Google DeepMind recently gave insight into two artificial intelligence systems it has created: ALOHA Unleashed and DemoStart. The company said that both of these systems aim to help robots perform complex tasks that require dexterous movement.
Dexterity is a deceptively difficult skill to acquire. There are many tasks that we do every day without thinking twice, like tying our shoelaces or tightening a screw, that could take weeks of training for a robot to do reliably.
The DeepMind team asserted that for robots to be more useful in people’s lives, they need to get better at making contact with physical objects in dynamic environments.
The Alphabet unit‘s ALOHA Unleashed is aimed at helping robots learn to perform complex and novel two-armed manipulation tasks. DemoStart uses simulations to improve real-world performance on a multi-fingered robotic hand.
By helping robots learn from human demonstrations and translate images to action, these systems are paving the way for robots that can perform a wide variety of helpful tasks, said DeepMind.
ALOHA Unleashed enables manipulation with two robotic arms
Until now, most advanced AI robots have only been able to pick up and place objects using a single arm. ALOHA Unleashed achieves a high level of dexterity in bi-arm manipulation, according to Google DeepMind.
The researchers said that with this new method, Google’s robot learned to tie a shoelace, hang a shirt, repair another robot, insert a gear, and even clean a kitchen.
ALOHA Unleashed builds on DeepMind’s ALOHA 2 platform, which was based on the original ALOHA low-cost, open-source hardware for bimanual teleoperation from Stanford University. ALOHA 2 is more dexterous than prior systems because it has two hands that can be teleoperated for training and data-collection purposes. It also allows robots to learn how to perform new tasks with fewer demonstrations.
Google also said it has improved upon the robotic hardware’s ergonomics and enhanced the learning process in its latest system. First, it collected demonstration data by remotely operating the robot’s behavior, performing difficult tasks such as tying shoelaces and hanging T-shirts.
Next, it applied a diffusion method, predicting robot actions from random noise, similar to how the Imagen model generates images. This helps the robot learn from the data, so it can perform the same tasks on its own, said DeepMind.
DeepMind uses reinforcement learning to teach dexterity
Controlling a dexterous, robotic hand is a complex task. It becomes even more complex with each additional finger, joint, and sensor. This is a challenge Google DeepMind is hoping to tackle with DemoStart, which it presented in a new paper.

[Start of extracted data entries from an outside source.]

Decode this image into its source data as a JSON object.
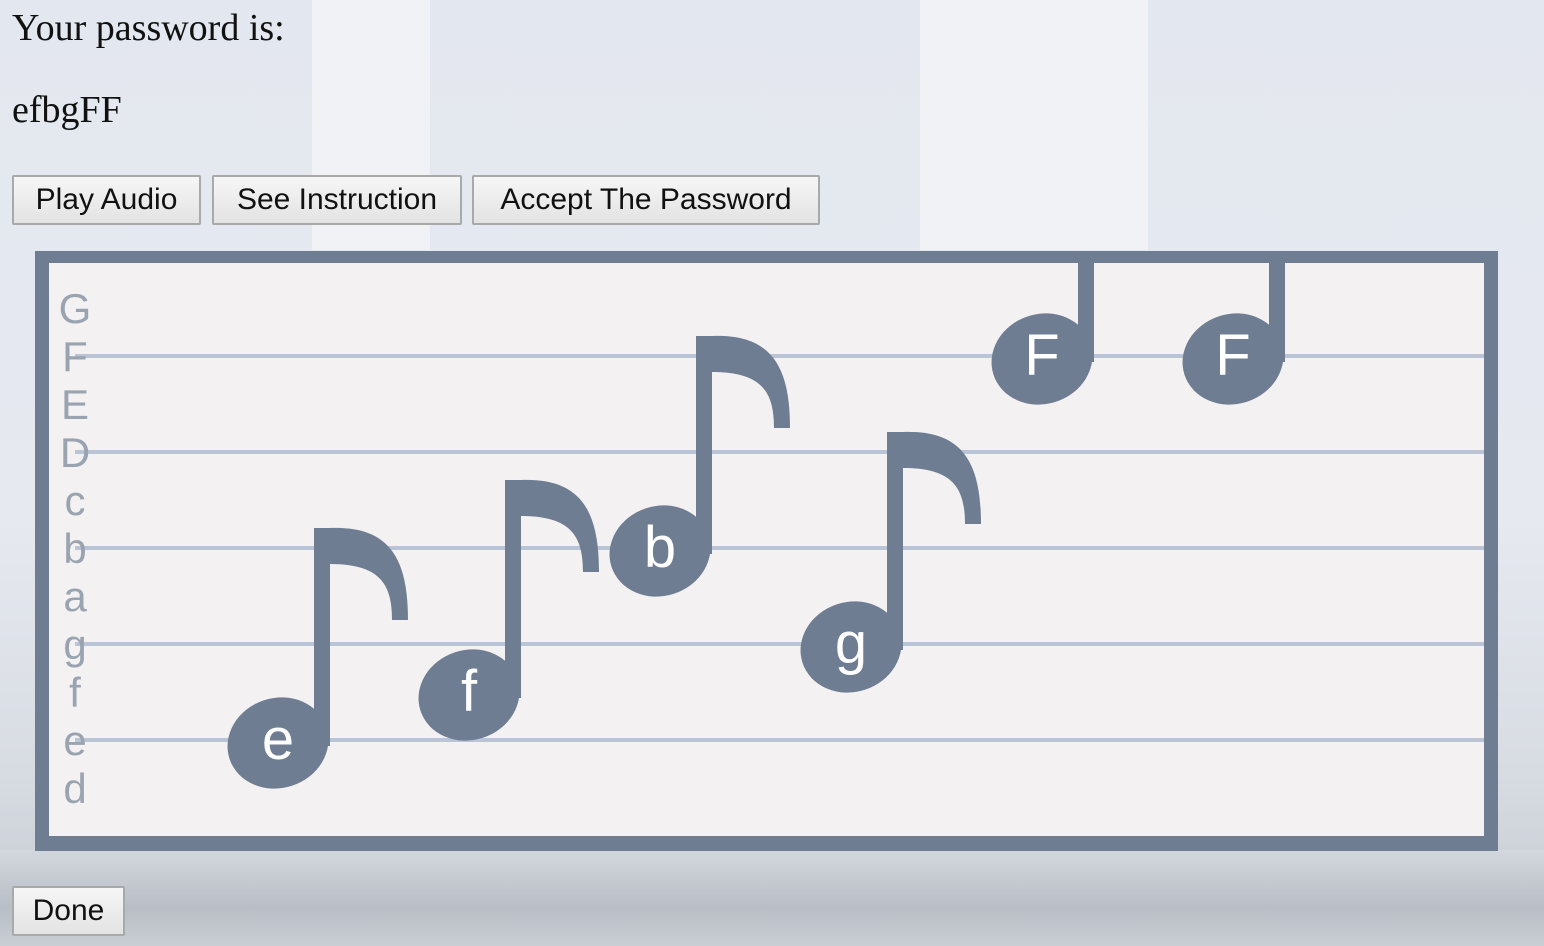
{
  "prompt": "Your password is:",
  "password": "efbgFF",
  "buttons": {
    "play_audio": "Play Audio",
    "see_instruction": "See Instruction",
    "accept_password": "Accept The Password",
    "done": "Done"
  },
  "staff": {
    "note_letters": [
      "G",
      "F",
      "E",
      "D",
      "c",
      "b",
      "a",
      "g",
      "f",
      "e",
      "d"
    ],
    "line_notes": [
      "F",
      "D",
      "b",
      "g",
      "e"
    ],
    "notes": [
      {
        "letter": "e",
        "stem": "up",
        "flag": true
      },
      {
        "letter": "f",
        "stem": "up",
        "flag": true
      },
      {
        "letter": "b",
        "stem": "up",
        "flag": true
      },
      {
        "letter": "g",
        "stem": "up",
        "flag": true
      },
      {
        "letter": "F",
        "stem": "up",
        "flag": false
      },
      {
        "letter": "F",
        "stem": "up",
        "flag": false
      }
    ],
    "colors": {
      "frame": "#6e7d91",
      "paper": "#f3f1f2",
      "line": "#b9c4d6",
      "note": "#6e7d91",
      "label": "#9aa3b0"
    }
  }
}
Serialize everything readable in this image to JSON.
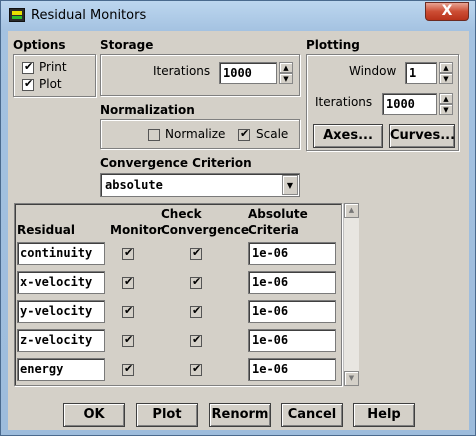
{
  "window": {
    "title": "Residual Monitors",
    "close_label": "X"
  },
  "options": {
    "heading": "Options",
    "print_label": "Print",
    "plot_label": "Plot",
    "print_checked": true,
    "plot_checked": true
  },
  "storage": {
    "heading": "Storage",
    "iterations_label": "Iterations",
    "iterations_value": "1000"
  },
  "plotting": {
    "heading": "Plotting",
    "window_label": "Window",
    "window_value": "1",
    "iterations_label": "Iterations",
    "iterations_value": "1000",
    "axes_button": "Axes...",
    "curves_button": "Curves..."
  },
  "normalization": {
    "heading": "Normalization",
    "normalize_label": "Normalize",
    "normalize_checked": false,
    "scale_label": "Scale",
    "scale_checked": true
  },
  "convergence": {
    "heading": "Convergence Criterion",
    "selected": "absolute"
  },
  "residuals": {
    "col_residual": "Residual",
    "col_monitor": "Monitor",
    "col_check_top": "Check",
    "col_check_bottom": "Convergence",
    "col_abs_top": "Absolute",
    "col_abs_bottom": "Criteria",
    "rows": [
      {
        "name": "continuity",
        "monitor": true,
        "check": true,
        "criteria": "1e-06"
      },
      {
        "name": "x-velocity",
        "monitor": true,
        "check": true,
        "criteria": "1e-06"
      },
      {
        "name": "y-velocity",
        "monitor": true,
        "check": true,
        "criteria": "1e-06"
      },
      {
        "name": "z-velocity",
        "monitor": true,
        "check": true,
        "criteria": "1e-06"
      },
      {
        "name": "energy",
        "monitor": true,
        "check": true,
        "criteria": "1e-06"
      }
    ]
  },
  "buttons": {
    "ok": "OK",
    "plot": "Plot",
    "renorm": "Renorm",
    "cancel": "Cancel",
    "help": "Help"
  }
}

DemoStart uses a reinforcement learning algorithm to help new robots acquire dexterous behaviors in simulation.
These learned behaviors can be especially useful for complex environments, like multi-fingered hands. DemoStart begins learning from easy states, and, over time, the researchers add in more complex states until it masters a task to the best of its ability.

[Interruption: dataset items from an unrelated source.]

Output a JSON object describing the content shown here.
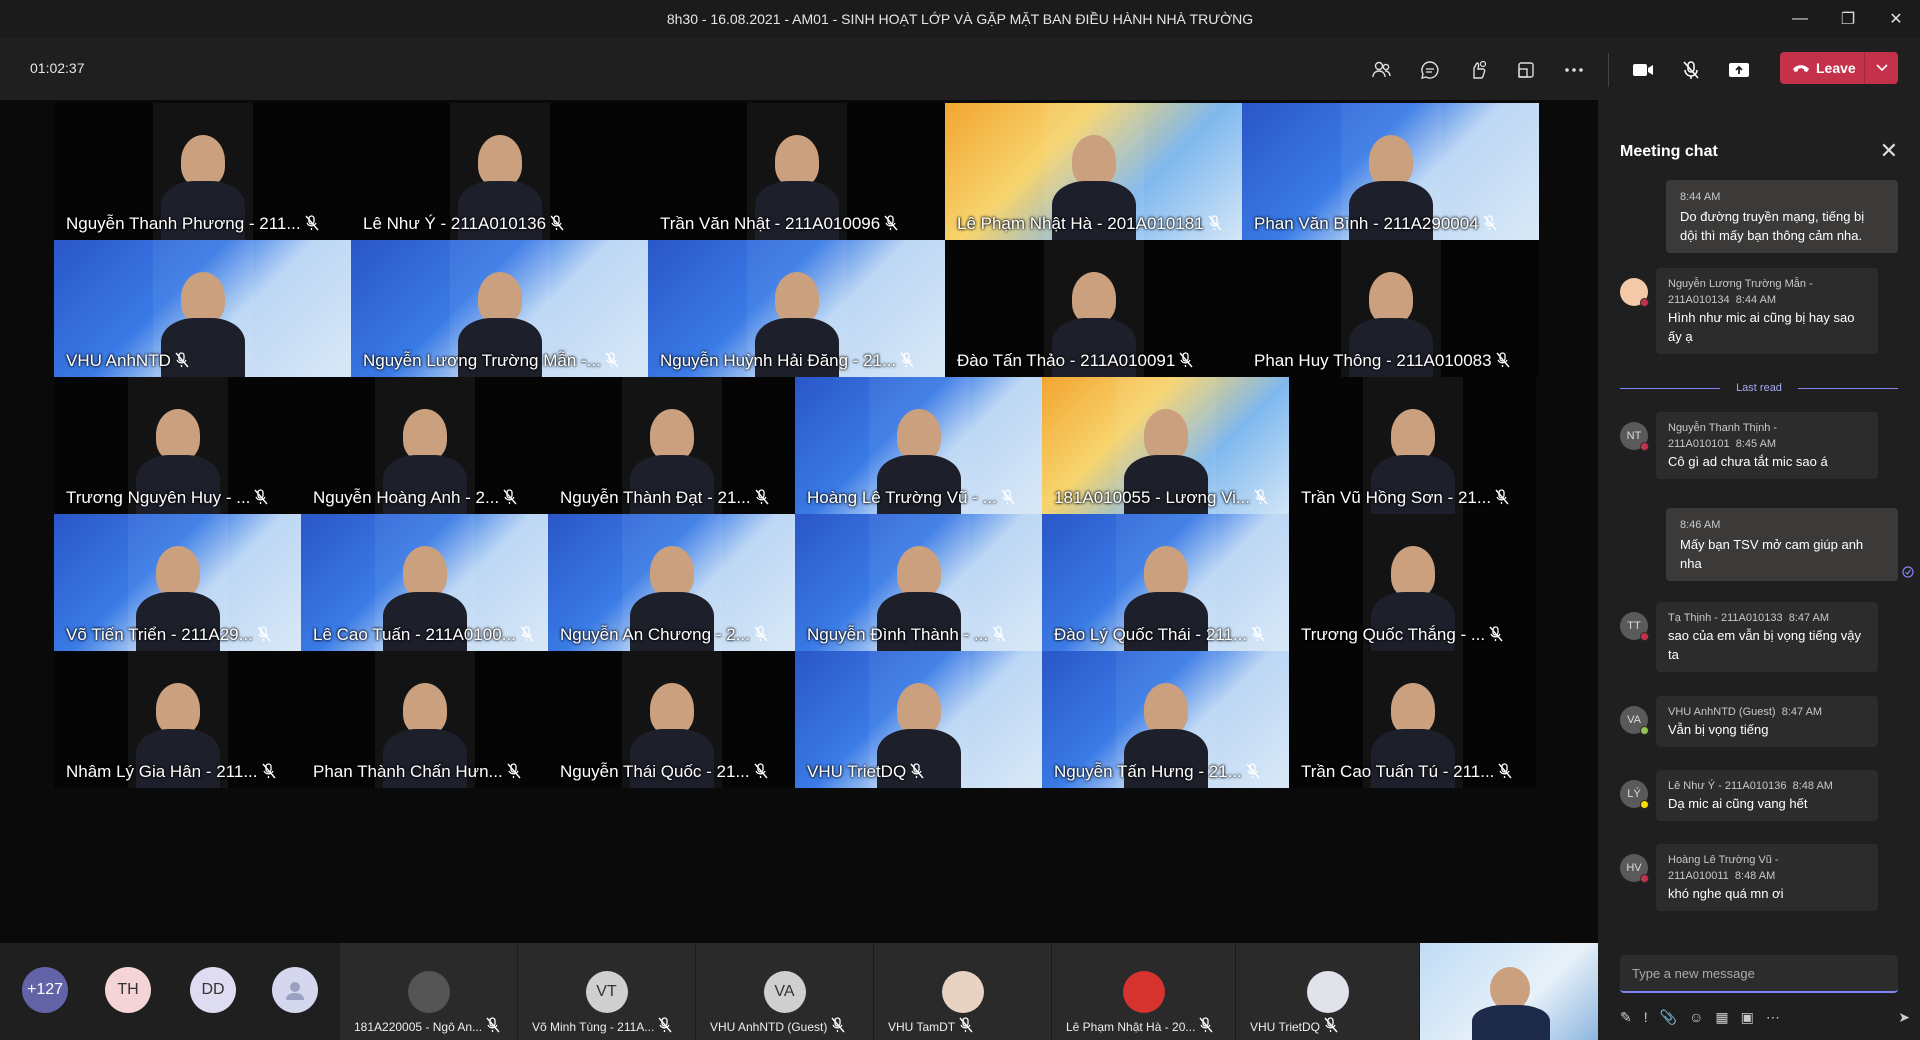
{
  "window": {
    "title": "8h30 - 16.08.2021 - AM01 - SINH HOẠT LỚP VÀ GẶP MẶT BAN ĐIỀU HÀNH NHÀ TRƯỜNG"
  },
  "toolbar": {
    "timer": "01:02:37",
    "icons": [
      "people-icon",
      "chat-icon",
      "reactions-icon",
      "rooms-icon",
      "more-icon",
      "camera-icon",
      "mic-muted-icon",
      "share-icon"
    ],
    "leave_label": "Leave"
  },
  "tiles": [
    "Nguyễn Thanh Phương - 211...",
    "Lê Như Ý - 211A010136",
    "Trần Văn Nhật - 211A010096",
    "Lê Phạm Nhật Hà - 201A010181",
    "Phan Văn Bình - 211A290004",
    "VHU AnhNTD",
    "Nguyễn Lương Trường Mẫn -...",
    "Nguyễn Huỳnh Hải Đăng - 21...",
    "Đào Tấn Thảo - 211A010091",
    "Phan Huy Thông - 211A010083",
    "Trương Nguyên Huy - ...",
    "Nguyễn Hoàng Anh - 2...",
    "Nguyễn Thành Đạt - 21...",
    "Hoàng Lê Trường Vũ - ...",
    "181A010055 - Lương Vi...",
    "Trần Vũ Hồng Sơn - 21...",
    "Võ Tiến Triển - 211A29...",
    "Lê Cao Tuấn - 211A0100...",
    "Nguyễn An Chương - 2...",
    "Nguyễn Đình Thành - ...",
    "Đào Lý Quốc Thái - 211...",
    "Trương Quốc Thắng - ...",
    "Nhâm Lý Gia Hân - 211...",
    "Phan Thành Chấn Hưn...",
    "Nguyễn Thái Quốc - 21...",
    "VHU TrietDQ",
    "Nguyễn Tấn Hưng - 21...",
    "Trần Cao Tuấn Tú - 211..."
  ],
  "roster": {
    "overflow": "+127",
    "bubbles": [
      "TH",
      "DD"
    ],
    "tiles": [
      {
        "name": "181A220005 - Ngô An...",
        "initials": ""
      },
      {
        "name": "Võ Minh Tùng - 211A...",
        "initials": "VT"
      },
      {
        "name": "VHU AnhNTD (Guest)",
        "initials": "VA"
      },
      {
        "name": "VHU TamDT",
        "initials": ""
      },
      {
        "name": "Lê Phạm Nhật Hà - 20...",
        "initials": ""
      },
      {
        "name": "VHU TrietDQ",
        "initials": ""
      }
    ]
  },
  "chat": {
    "title": "Meeting chat",
    "last_read": "Last read",
    "placeholder": "Type a new message",
    "messages": [
      {
        "own": true,
        "time": "8:44 AM",
        "text": "Do đường truyền mạng, tiếng bị dội thì mấy bạn thông cảm nha."
      },
      {
        "own": false,
        "initials": "",
        "author": "Nguyễn Lương Trường Mẫn - 211A010134",
        "time": "8:44 AM",
        "text": "Hình như mic ai cũng bị hay sao ấy ạ"
      },
      {
        "own": false,
        "initials": "NT",
        "author": "Nguyễn Thanh Thịnh - 211A010101",
        "time": "8:45 AM",
        "text": "Cô gì ad chưa tắt mic sao á"
      },
      {
        "own": true,
        "time": "8:46 AM",
        "text": "Mấy bạn TSV mở cam giúp anh nha"
      },
      {
        "own": false,
        "initials": "TT",
        "author": "Tạ Thịnh - 211A010133",
        "time": "8:47 AM",
        "text": "sao của em vẫn bị vọng tiếng vậy ta"
      },
      {
        "own": false,
        "initials": "VA",
        "author": "VHU AnhNTD (Guest)",
        "time": "8:47 AM",
        "text": "Vẫn bị vọng tiếng"
      },
      {
        "own": false,
        "initials": "LÝ",
        "author": "Lê Như Ý - 211A010136",
        "time": "8:48 AM",
        "text": "Dạ mic ai cũng vang hết"
      },
      {
        "own": false,
        "initials": "HV",
        "author": "Hoàng Lê Trường Vũ - 211A010011",
        "time": "8:48 AM",
        "text": "khó nghe quá mn ơi"
      }
    ]
  },
  "colors": {
    "leave": "#c4314b",
    "accent": "#7f85f5",
    "panel": "#1f1f1f"
  }
}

This system requires 100x fewer simulated demonstrations to learn how to solve a task in simulation than what’s usually needed when learning from real-world examples for the same purpose, said DeepMind.
After training, the research robot achieved a success rate of over 98% on a number of different tasks in simulation. These include reorienting cubes with a certain color showing, tightening a nut and bolt, and tidying up tools.
In the real-world setup, it achieved a 97% success rate on cube reorientation and lifting, and 64% at a plug-socket insertion task that required high-finger coordination and precision.
Training in simulation offers benefits, challenges
Google says it developed DemoStart with MuJuCo, its open-source physics simulator. After mastering a range of tasks in simulation and using standard techniques to reduce the sim-to-real gap, like domain randomization, its approach was able to transfer nearly zero-shot to the physical world.
Robotic learning in simulation can reduce the cost and time needed to run actual, physical experiments. Google said it’s difficult to design these simulations, and they don’t always translate successfully back into real-world performance.
By combining reinforcement learning with learning from a few demonstrations, DemoStart’s progressive learning automatically generates a curriculum that bridges the sim-to-real gap, making it easier to transfer knowledge from a simulation into a physical robot, and reducing the cost and time needed for running physical experiments.
To enable more advanced robot learning through intensive experimentation, Google tested this new approach on a three-fingered robotic hand, called DEX-EE, which was developed in collaboration with Shadow Robot.
Google said that while it still has a long way to go before robots can grasp and handle objects with the ease and precision of people, it is making significant progress.